Still Brown and some other experts say that things are going well enough financially now that not only will it be hard for ownership to push for labor concessions, many owners won't want to push for any demands that would risk a work stoppage.

"I don't think any of the owners, even the new owners, are naive enough to think they'll get a quantum leap forward like a salary cap," said Sal Galatioto, an investment banker with Galatioto Sports Partners, and a leading broker of team sales. "I think the NHL model was completely different. Almost every NHL team lost less money by not playing than they were losing by playing. You have some (baseball owners) that are militant or hard line. But I talk to a lot of these guys, and from what I'm hearing, they want to keep playing."

Galatioto said that if anything, the large number of new owners could put pressure on the management to settle more quickly to keep the good times flowing.

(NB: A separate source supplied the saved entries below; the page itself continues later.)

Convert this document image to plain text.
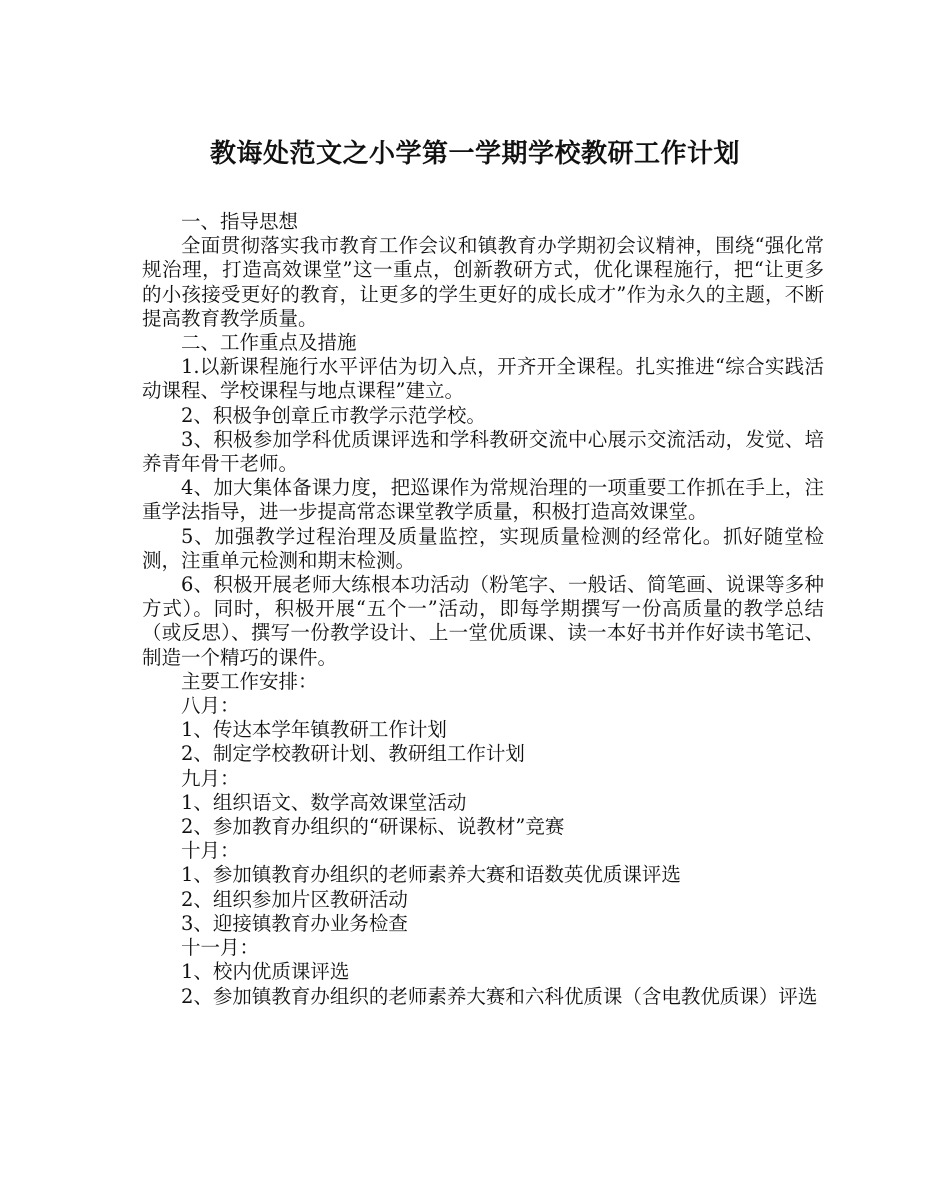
教诲处范文之小学第一学期学校教研工作计划

一、指导思想

全面贯彻落实我市教育工作会议和镇教育办学期初会议精神，围绕“强化常规治理，打造高效课堂”这一重点，创新教研方式，优化课程施行，把“让更多的小孩接受更好的教育，让更多的学生更好的成长成才”作为永久的主题，不断提高教育教学质量。

二、工作重点及措施

1.以新课程施行水平评估为切入点，开齐开全课程。扎实推进“综合实践活动课程、学校课程与地点课程”建立。

2、积极争创章丘市教学示范学校。

3、积极参加学科优质课评选和学科教研交流中心展示交流活动，发觉、培养青年骨干老师。

4、加大集体备课力度，把巡课作为常规治理的一项重要工作抓在手上，注重学法指导，进一步提高常态课堂教学质量，积极打造高效课堂。

5、加强教学过程治理及质量监控，实现质量检测的经常化。抓好随堂检测，注重单元检测和期末检测。

6、积极开展老师大练根本功活动（粉笔字、一般话、简笔画、说课等多种方式）。同时，积极开展“五个一”活动，即每学期撰写一份高质量的教学总结（或反思）、撰写一份教学设计、上一堂优质课、读一本好书并作好读书笔记、制造一个精巧的课件。

主要工作安排：

八月：

1、传达本学年镇教研工作计划

2、制定学校教研计划、教研组工作计划

九月：

1、组织语文、数学高效课堂活动

2、参加教育办组织的“研课标、说教材”竞赛

十月：

1、参加镇教育办组织的老师素养大赛和语数英优质课评选

2、组织参加片区教研活动

3、迎接镇教育办业务检查

十一月：

1、校内优质课评选

2、参加镇教育办组织的老师素养大赛和六科优质课（含电教优质课）评选
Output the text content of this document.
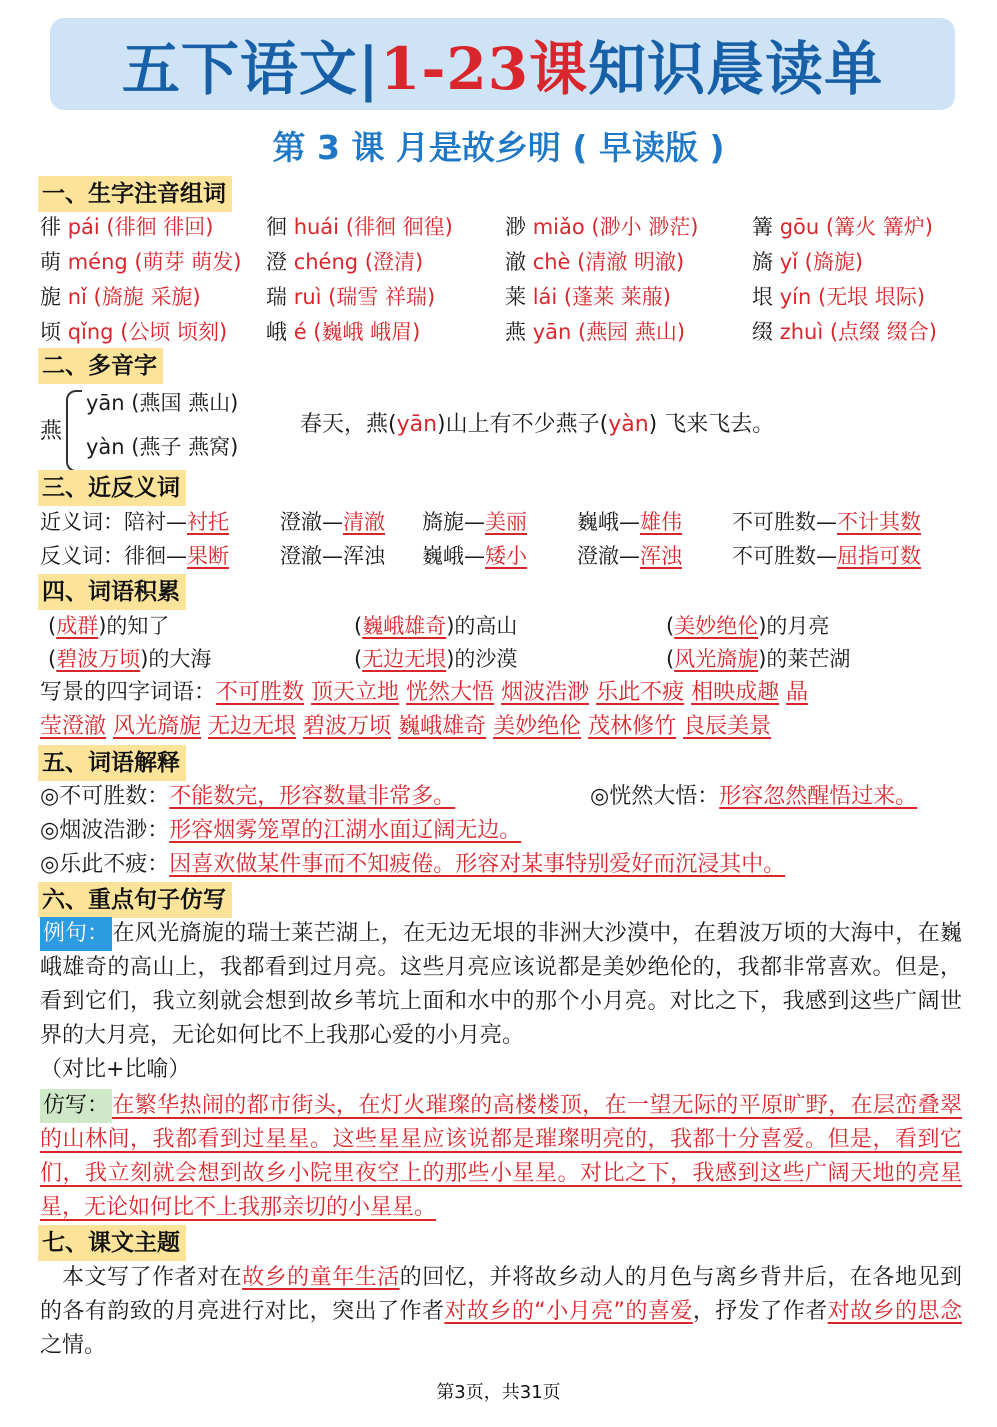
五下语文| 1-23课 知识晨读单
第 3 课 月是故乡明 ( 早读版 )
一、生字注音组词
徘 pái (徘徊 徘回)	徊 huái (徘徊 徊徨) 渺 miǎo (渺小 渺茫)	篝 gōu (篝火 篝炉)
萌 méng (萌芽 萌发) 澄 chéng (澄清)	澈 chè (清澈 明澈)	旖 yǐ (旖旎)
旎 nǐ (旖旎 采旎)	瑞 ruì (瑞雪 祥瑞)	莱 lái (蓬莱 莱菔)	垠 yín (无垠 垠际)
顷 qǐng (公顷 顷刻) 峨 é (巍峨 峨眉)	燕 yān (燕园 燕山)	缀 zhuì (点缀 缀合)
二、多音字
燕
yān (燕国 燕山)
yàn (燕子 燕窝)
春天，燕(yān)山上有不少燕子(yàn) 飞来飞去。
三、近反义词
近义词：陪衬—衬托 澄澈—清澈 旖旎—美丽 巍峨—雄伟 不可胜数—不计其数
反义词：徘徊—果断 澄澈—浑浊 巍峨—矮小 澄澈—浑浊 不可胜数—屈指可数
四、词语积累
(成群)的知了	(巍峨雄奇)的高山	(美妙绝伦)的月亮
(碧波万顷)的大海	(无边无垠)的沙漠	(风光旖旎)的莱芒湖
写景的四字词语：不可胜数 顶天立地 恍然大悟 烟波浩渺 乐此不疲 相映成趣 晶
莹澄澈 风光旖旎 无边无垠 碧波万顷 巍峨雄奇 美妙绝伦 茂林修竹 良辰美景
五、词语解释
◎不可胜数：不能数完，形容数量非常多。	◎恍然大悟：形容忽然醒悟过来。
◎烟波浩渺：形容烟雾笼罩的江湖水面辽阔无边。
◎乐此不疲：因喜欢做某件事而不知疲倦。形容对某事特别爱好而沉浸其中。
六、重点句子仿写
例句： 在风光旖旎的瑞士莱芒湖上，在无边无垠的非洲大沙漠中，在碧波万顷的大海中，在巍峨雄奇的高山上，我都看到过月亮。这些月亮应该说都是美妙绝伦的，我都非常喜欢。但是，看到它们，我立刻就会想到故乡苇坑上面和水中的那个小月亮。对比之下，我感到这些广阔世界的大月亮，无论如何比不上我那心爱的小月亮。
（对比+比喻）
仿写： 在繁华热闹的都市街头，在灯火璀璨的高楼楼顶，在一望无际的平原旷野，在层峦叠翠的山林间，我都看到过星星。这些星星应该说都是璀璨明亮的，我都十分喜爱。但是，看到它们，我立刻就会想到故乡小院里夜空上的那些小星星。对比之下，我感到这些广阔天地的亮星星，无论如何比不上我那亲切的小星星。
七、课文主题
本文写了作者对在故乡的童年生活的回忆，并将故乡动人的月色与离乡背井后，在各地见到的各有韵致的月亮进行对比，突出了作者对故乡的“小月亮”的喜爱，抒发了作者对故乡的思念之情。
第3页，共31页
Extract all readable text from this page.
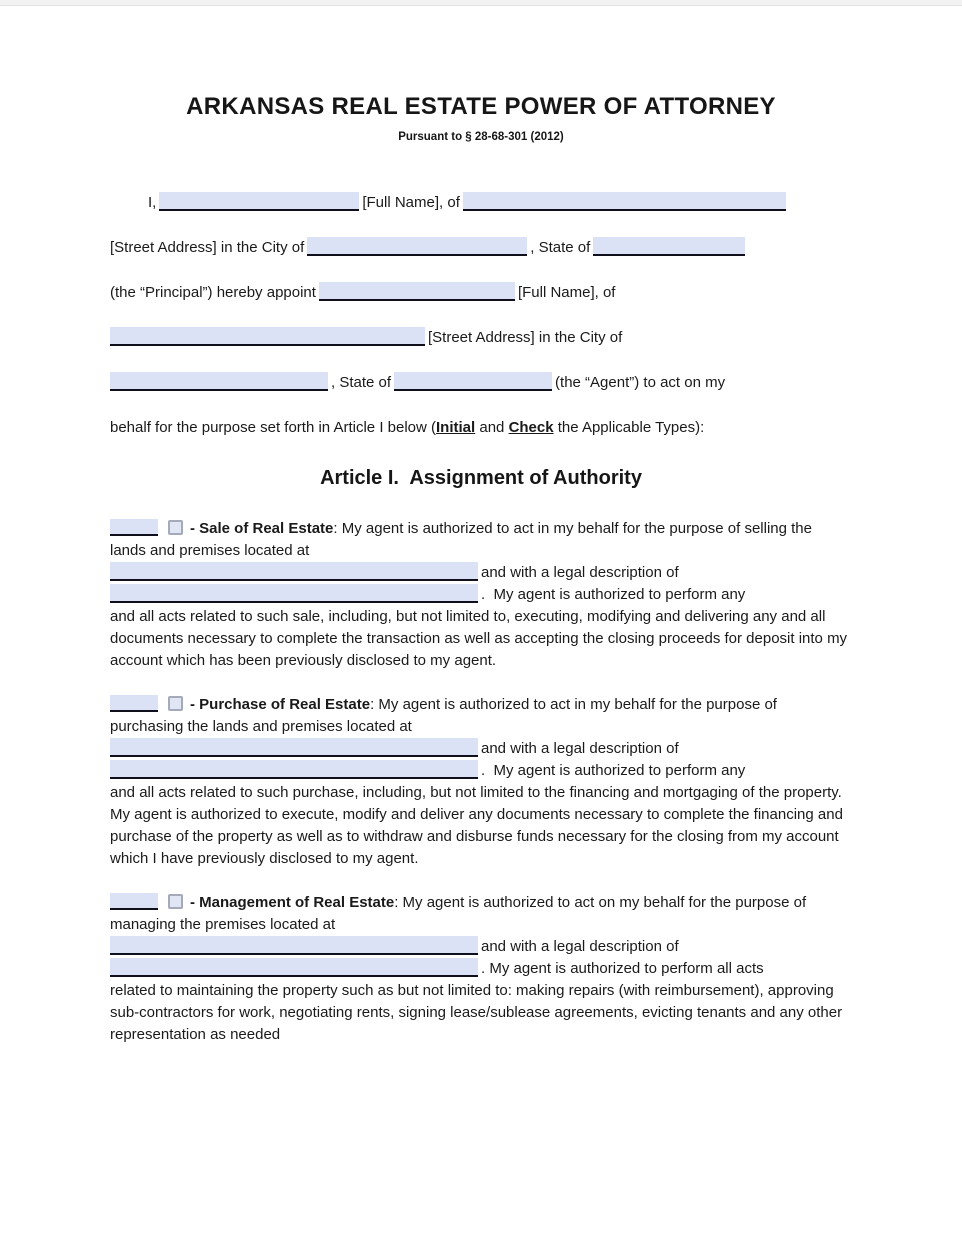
ARKANSAS REAL ESTATE POWER OF ATTORNEY
Pursuant to § 28-68-301 (2012)
I,	[Full Name], of
[Street Address] in the City of	, State of
(the “Principal”) hereby appoint	[Full Name], of
[Street Address] in the City of
, State of	(the “Agent”) to act on my
behalf for the purpose set forth in Article I below (Initial and Check the Applicable Types):
Article I.  Assignment of Authority
- Sale of Real Estate: My agent is authorized to act in my behalf for the purpose of selling the lands and premises located at
and with a legal description of
.  My agent is authorized to perform any
and all acts related to such sale, including, but not limited to, executing, modifying and delivering any and all documents necessary to complete the transaction as well as accepting the closing proceeds for deposit into my account which has been previously disclosed to my agent.
- Purchase of Real Estate: My agent is authorized to act in my behalf for the purpose of purchasing the lands and premises located at
and with a legal description of
.  My agent is authorized to perform any
and all acts related to such purchase, including, but not limited to the financing and mortgaging of the property. My agent is authorized to execute, modify and deliver any documents necessary to complete the financing and purchase of the property as well as to withdraw and disburse funds necessary for the closing from my account which I have previously disclosed to my agent.
- Management of Real Estate: My agent is authorized to act on my behalf for the purpose of managing the premises located at
and with a legal description of
. My agent is authorized to perform all acts
related to maintaining the property such as but not limited to: making repairs (with reimbursement), approving sub-contractors for work, negotiating rents, signing lease/sublease agreements, evicting tenants and any other representation as needed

Even reports of a possible strike can start to alienate fans and dig into ticket sales and television ratings.

Figures from Forbes, which does most detailed tracking of team valuation, shows that the average team price in transactions since the 1994-95 strike is $233 million, assuming a $400 million sales price for the Nationals. That's the case even though several low-revenue teams are included in that group. The average for the long-time owners is only $68 million.

"They're paying a lot more money for these teams. They have a lot more debt on these teams," said Galatioto. "They've got a vested interest in making sure there isn't another labor stoppage."

And if there isn't a push for a salary cap, then it'll be difficult to convince some of the big market teams to agree to toughen the method now used to limit player salaries, the so-call luxury tax on large team payrolls.

"It think there's going to be as much friction between the owners as between the owners and the players," he said.

But a fractured ownership group doesn't necessarily promise peace either. If union leadership, stung from recent concessions on drug testing, sees such splits, it might also try to take a harder line at the negotiating table.

Baseball is making enough money right now that everyone should be able to be happy when the next deal is struck. But if the sport has proved anything, it's that early season favorites have a way of disappointing at the end. It's way to soon to say recent labor peace will be able to repeat in the upcoming season.